Il me fait un énorme sourire digne d'une pub Colgate et m'emmène dans un couloir pour le moins atypique, la moitié est pour ainsi dire normale, mur, portes, photos aux murs. L'autre côté néanmoins n'est en fait que du verre. Une baie vitrée immense qui donne vu sur l'immense piscine qui se trouve dans leur jardin, ainsi que sur la forêt verdoyante un peu plus loin. Plusieurs questions se posent à moi : Nom de Dieu aurais-je gagné au loto ? Je passe du couple Johnson à la maison vieillotte à une vraie baraque de bourgeois. Deuxième question qui est la même à un détail prêt : Nom de Dieu ont ils gagné au loto ? Beh oui on peut se poser la question il est techniquement impossible à mon très humble avis d'avoir une maison comme ça sauf si vous êtes fils d'un roi ou un truc du genre. D'accord ils touchent très certainement des subventions pour garder des enfants qui ne sont pas les leurs mais de là à en arriver là… C'est qu'il y en a cent je ne sais pas… Troisième question et pas la moindre :
— Personne n'a jamais cassé cette vitre ? M'écriè je étonné en faisant des traces de doigts sur la surface translucide. Non parce qu'avoir cette installation, avec des gamins partout… Vous êtes courageux… Ou fou. Vous savez que des enfants arrivent à casser des fenêtres dans les écoles et sautent, ou plutôt se font pousser.
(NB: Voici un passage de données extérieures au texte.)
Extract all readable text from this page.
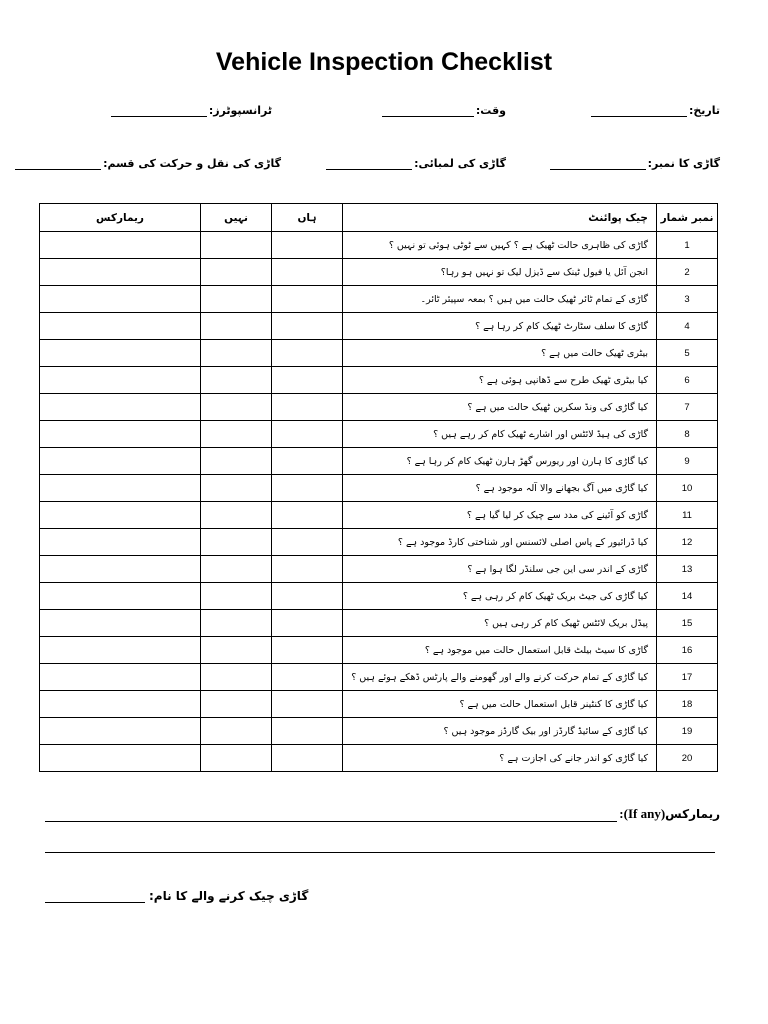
Vehicle Inspection Checklist
تاریخ:
وقت:
ٹرانسپوٹرز:
گاڑی کا نمبر:
گاڑی کی لمبائی:
گاڑی کی نقل و حرکت کی قسم:
ریمارکس	نہیں	ہاں	چیک پوائنٹ	نمبر شمار
			گاڑی کی ظاہری حالت ٹھیک ہے ؟ کہیں سے ٹوٹی ہوئی تو نہیں ؟	1
			انجن آئل یا فیول ٹینک سے ڈیزل لیک تو نہیں ہو رہا؟	2
			گاڑی کے تمام ٹائر ٹھیک حالت میں ہیں ؟ بمعہ سپیئر ٹائر۔	3
			گاڑی کا سلف سٹارٹ ٹھیک کام کر رہا ہے ؟	4
			بیٹری ٹھیک حالت میں ہے ؟	5
			کیا بیٹری ٹھیک طرح سے ڈھانپی ہوئی ہے ؟	6
			کیا گاڑی کی ونڈ سکرین ٹھیک حالت میں ہے ؟	7
			گاڑی کی ہیڈ لائٹس اور اشارے ٹھیک کام کر رہے ہیں ؟	8
			کیا گاڑی کا ہارن اور ریورس گھڑ ہارن ٹھیک کام کر رہا ہے ؟	9
			کیا گاڑی میں آگ بجھانے والا آلہ موجود ہے ؟	10
			گاڑی کو آئینے کی مدد سے چیک کر لیا گیا ہے ؟	11
			کیا ڈرائیور کے پاس اصلی لائسنس اور شناختی کارڈ موجود ہے ؟	12
			گاڑی کے اندر سی این جی سلنڈر لگا ہوا ہے ؟	13
			کیا گاڑی کی جیٹ بریک ٹھیک کام کر رہی ہے ؟	14
			پیڈل بریک لائٹس ٹھیک کام کر رہی ہیں ؟	15
			گاڑی کا سیٹ بیلٹ قابل استعمال حالت میں موجود ہے ؟	16
			کیا گاڑی کے تمام حرکت کرنے والے اور گھومنے والے پارٹس ڈھکے ہوئے ہیں ؟	17
			کیا گاڑی کا کنٹینر قابل استعمال حالت میں ہے ؟	18
			کیا گاڑی کے سائیڈ گارڈز اور بیک گارڈز موجود ہیں ؟	19
			کیا گاڑی کو اندر جانے کی اجازت ہے ؟	20
ریمارکس(If any):
گاڑی چیک کرنے والے کا نام:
Alors certes on est qu'au premier étage. MAIS si l'enfant est petit… Un plus un égale deux. Petit enfants plus premier étage à baie vitré égale hôpital… Ou alors vous savez voler.
Je le regarde très sérieusement. Non je ne suis pas paranoïaque, je ne suis pas du genre théorie du complot, ni du genre à voir des choses-là ou y en a pas… Non. Jamais.
— Bella.
Il pose ses deux mains de part et d'autre de mes épaules et me regarde dans les yeux.
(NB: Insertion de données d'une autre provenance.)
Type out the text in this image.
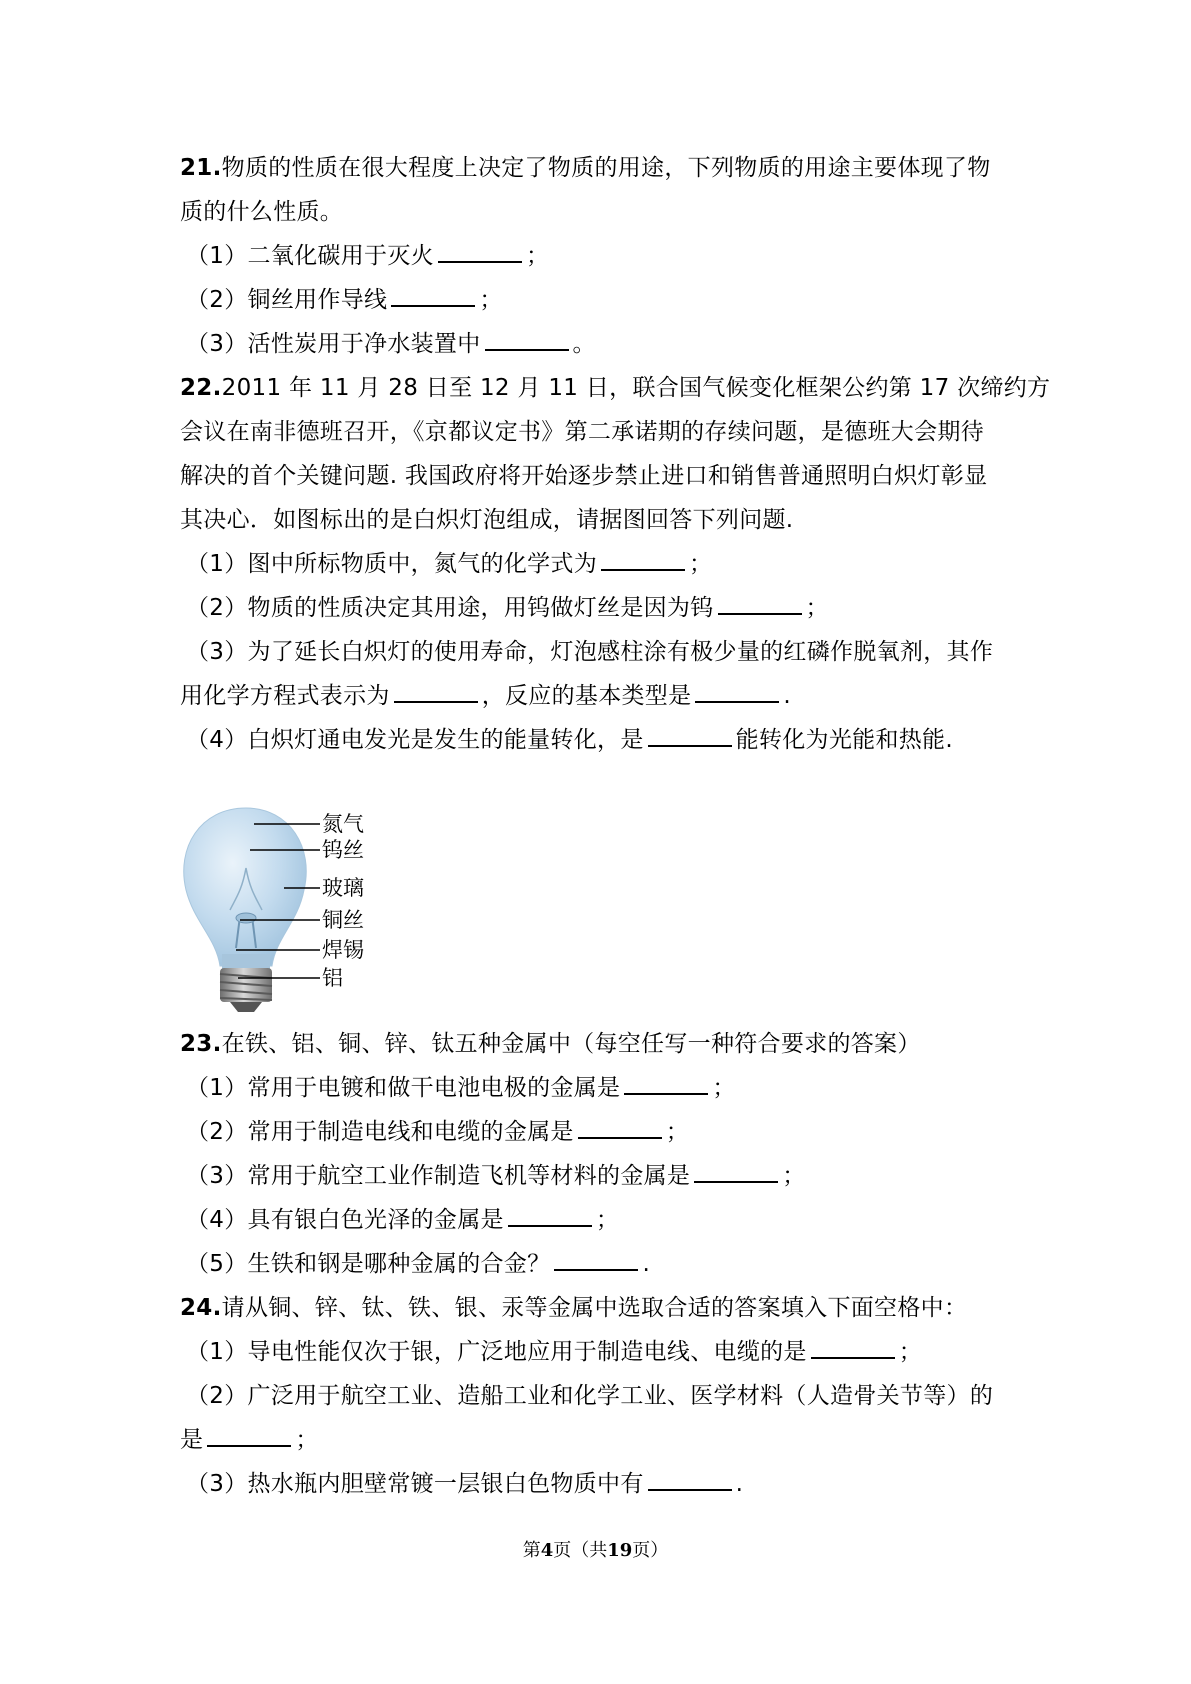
21.物质的性质在很大程度上决定了物质的用途，下列物质的用途主要体现了物
质的什么性质。
（1）二氧化碳用于灭火	；
（2）铜丝用作导线	；
（3）活性炭用于净水装置中	。
22.2011 年 11 月 28 日至 12 月 11 日，联合国气候变化框架公约第 17 次缔约方
会议在南非德班召开，《京都议定书》第二承诺期的存续问题，是德班大会期待
解决的首个关键问题. 我国政府将开始逐步禁止进口和销售普通照明白炽灯彰显
其决心．如图标出的是白炽灯泡组成，请据图回答下列问题.
（1）图中所标物质中，氮气的化学式为	；
（2）物质的性质决定其用途，用钨做灯丝是因为钨	；
（3）为了延长白炽灯的使用寿命，灯泡感柱涂有极少量的红磷作脱氧剂，其作
用化学方程式表示为	，反应的基本类型是	.
（4）白炽灯通电发光是发生的能量转化，是	能转化为光能和热能.
氮气
钨丝
玻璃
铜丝
焊锡
铝
23.在铁、铝、铜、锌、钛五种金属中（每空任写一种符合要求的答案）
（1）常用于电镀和做干电池电极的金属是	；
（2）常用于制造电线和电缆的金属是	；
（3）常用于航空工业作制造飞机等材料的金属是	；
（4）具有银白色光泽的金属是	；
（5）生铁和钢是哪种金属的合金？	.
24.请从铜、锌、钛、铁、银、汞等金属中选取合适的答案填入下面空格中：
（1）导电性能仅次于银，广泛地应用于制造电线、电缆的是	；
（2）广泛用于航空工业、造船工业和化学工业、医学材料（人造骨关节等）的
是	；
（3）热水瓶内胆壁常镀一层银白色物质中有	.
第4页（共19页）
— Sache que rien dans cette maison n'a été fait au hasard. Tout est sécurisé et fait pour le mieux pour que tout le monde se sente à l'aise. Ces vitres ne se casseront pas. Et le lustre du hall ne tombera pas non plus. De plus, malgré cela, sache aussi que les enfants ici ne sont pas des monstres et n'essaient pas de tout casser. Nous avons construit cette maison ainsi pour qu'elle soit fonctionnelle et lumineuse, c'est le travail d'Esmée, ma femme, elle est décoratrice d'intérieur et crois-moi elle connait son travail sur le bout des doigts. Elle a voulu que cette maison lui ressemble mais puisse aussi ressembler à ceux qui y résident avec nous. Et elle pensait que les esprits des enfants qui arrivaient chez nous étaient déjà bien trop sombres pour en plus vivre dans une habitation ténébreuse. Tu comprends ?
J'hoche la tête sans rien ajouter, c'est dingue comme je me sens stupide en ce moment précis. Je médite les phrases de Carlisle et ai tout à coup de l'envie de voir Esmée Cullen.
— Votre femme n'est pas ici ?
Il se redresse en me sourit gentiment.
— Elle travaille, je pense que tu es la première personne qu'elle viendra voir quand elle rentrera ! Elle a hâte de te rencontrer.
— Vraiment ?
J'étais plus que sceptique, cette femme ne me connait pas, une fois que ça sera le cas elle aurait beaucoup moins hâte de passer du temps avec moi.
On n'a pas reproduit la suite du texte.